Kathryn Bigelow's 'Zero Dark Thirty' Sets Washington D.C. Premiere (Exclusive)
The Jan. 8 event at the Newseum is expected to draw politicians, members of the executive branch, opinion-makers and journalists.
Director Kathryn Bigelow and writer Mark Boal will go to the nation's capital for a special premiere marking the nationwide release of their new film Zero Dark Thirty, The Hollywood Reporter has learned.
The Jan. 8 event at the Newseum in Washington, D.C., will come just days before Zero Dark Thirty expands nationwide on Jan. 11. Sony opens the critically acclaimed film in New York and Los Angeles on Dec. 19, following a premiere in Los Angeles on Dec. 10.
Zero Dark Thirty -- chronicling the U.S. government's long intelligence hunt for Osama bin Laden and the Navy SEALs raid that led to his death -- initially drew the ire of some conservatives for allegedly glamorizing President Barack Obama. They also claimed that the Obama administration went out of its way to help Boal with his research.
Bigelow and Boal, who will be on hand to discuss the film following the screening, have insisted their movie is apolitical (indeed, there only fleeting images of Obama). The decision to host the screening in D.C. signals that the filmmakers aren't afraid to promote the film among politicians, members of the executive branch, opinion-makers and Washington journalists.
(No guest list is available, but the invitation notes that if federal ethics rules require members of Congress or the executive branch to pay the fair market value for seeing the movie, they can write a check to Sony for $12.)
Zero Dark Thirty, Bigelow and Boal's follow-up to the Oscar-winning The Hurt Locker, is generating strong awards buzz and this week was named the year's best picture by the New York Film Critics Circle and the National Board of Review.
Sony and Megan Ellison's Annapurna Pictures, which financed and produced Zero Dark Thirty, originally intended to host the Washington screening Dec. 4 but decided to make it more of a premiere on the eve of the movie's nationwide expansion.
It's not unheard of to use Washington as a launching pad for films with strong U.S. government storylines. Sony premiered Black Hawk Down there in 2001. A year later Paramount followed with the premiere of The Sum of All Fears.

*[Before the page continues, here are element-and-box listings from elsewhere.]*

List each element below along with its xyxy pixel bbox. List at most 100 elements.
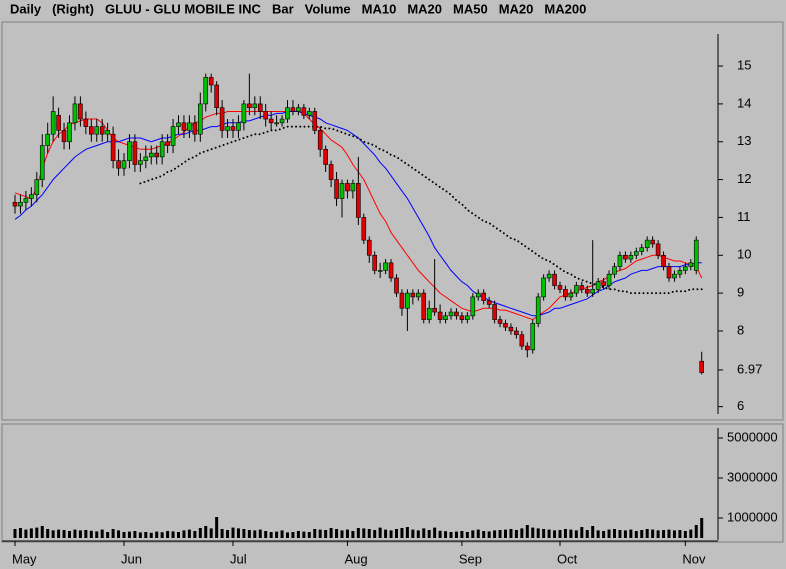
x-tick-label: Jun — [121, 551, 142, 566]
candle-body — [693, 239, 699, 271]
candle-body — [683, 266, 688, 271]
candle-body — [236, 122, 241, 131]
volume-bar — [280, 530, 284, 538]
volume-bar — [454, 531, 458, 538]
candle-body — [366, 239, 372, 256]
header-item: MA20 — [499, 1, 534, 16]
candle-body — [426, 307, 432, 320]
candle-body — [110, 133, 116, 161]
candle-body — [39, 145, 45, 180]
candle-body — [350, 183, 356, 192]
candle-body — [132, 141, 138, 165]
volume-bar — [613, 529, 616, 538]
volume-bar — [73, 529, 77, 538]
volume-bar — [405, 527, 409, 538]
volume-bar — [640, 530, 644, 538]
volume-bar — [236, 528, 240, 538]
volume-bar — [700, 518, 704, 538]
candle-body — [595, 281, 601, 290]
candle-body — [503, 323, 508, 328]
volume-bar — [563, 529, 567, 538]
volume-bar — [482, 531, 486, 538]
volume-bar — [498, 530, 502, 538]
volume-bar — [433, 527, 437, 538]
volume-panel — [1, 423, 784, 543]
candle-body — [143, 156, 149, 161]
candle-body — [514, 330, 519, 336]
candle-body — [557, 285, 563, 290]
volume-bar — [384, 529, 388, 538]
volume-bar — [166, 531, 170, 538]
candle-body — [285, 107, 290, 120]
volume-bar — [68, 531, 71, 538]
volume-bar — [509, 529, 513, 538]
volume-bar — [427, 530, 431, 538]
candle-body — [301, 107, 307, 116]
volume-bar — [220, 529, 224, 538]
candle-body — [252, 103, 258, 108]
y-tick-label: 6.97 — [737, 361, 762, 376]
candle-body — [448, 311, 454, 317]
candle-body — [203, 77, 209, 105]
candle-body — [219, 107, 225, 131]
volume-bar — [117, 530, 121, 538]
candle-body — [268, 118, 274, 124]
y-tick-label: 14 — [737, 95, 751, 110]
candle-body — [165, 141, 170, 146]
volume-bar — [100, 529, 104, 538]
candle-body — [263, 111, 269, 120]
candle-body — [45, 133, 51, 146]
y-tick-label: 11 — [737, 209, 751, 224]
volume-bar — [57, 529, 61, 538]
candle-body — [508, 326, 514, 332]
header-item: Volume — [305, 1, 351, 16]
candle-body — [552, 273, 557, 286]
volume-bar — [296, 531, 300, 538]
candle-body — [492, 304, 497, 320]
candle-body — [56, 114, 61, 131]
volume-bar — [362, 528, 366, 538]
candle-body — [34, 179, 40, 196]
volume-bar — [422, 528, 426, 538]
volume-bar — [269, 532, 273, 538]
candle-body — [138, 160, 143, 165]
candle-body — [590, 289, 596, 294]
volume-bar — [177, 532, 180, 538]
volume-bar — [302, 531, 306, 538]
volume-bar — [62, 530, 66, 538]
candle-body — [334, 179, 339, 199]
volume-bar — [395, 529, 398, 538]
volume-bar — [389, 530, 393, 538]
volume-bar — [351, 531, 355, 538]
candle-body — [356, 183, 361, 218]
volume-bar — [607, 529, 611, 538]
volume-bar — [411, 529, 415, 538]
volume-bar — [542, 529, 546, 538]
candle-body — [677, 270, 683, 275]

By going to Washington, Zero Dark Thirty also could be hoping for the same press mileage that fellow awards contender Lincoln is enjoying as it makes the rounds in the nation's capital.
President Obama hosted a special White House screening of Lincoln in November while U.S. Senate Majority Leader Harry Reid and Senate Minority Leader Mitch McConnell banded together Thursday in urging fellow senators to attend a Capitol Hill screening of Lincoln on Dec. 19, saying Steven Spielberg's film offers instruction in how present-day lawmakers can come together and solve the fiscal cliff crisis.
Spielberg and Daniel Day-Lewis, who plays the storied president, will be on hand for that screening.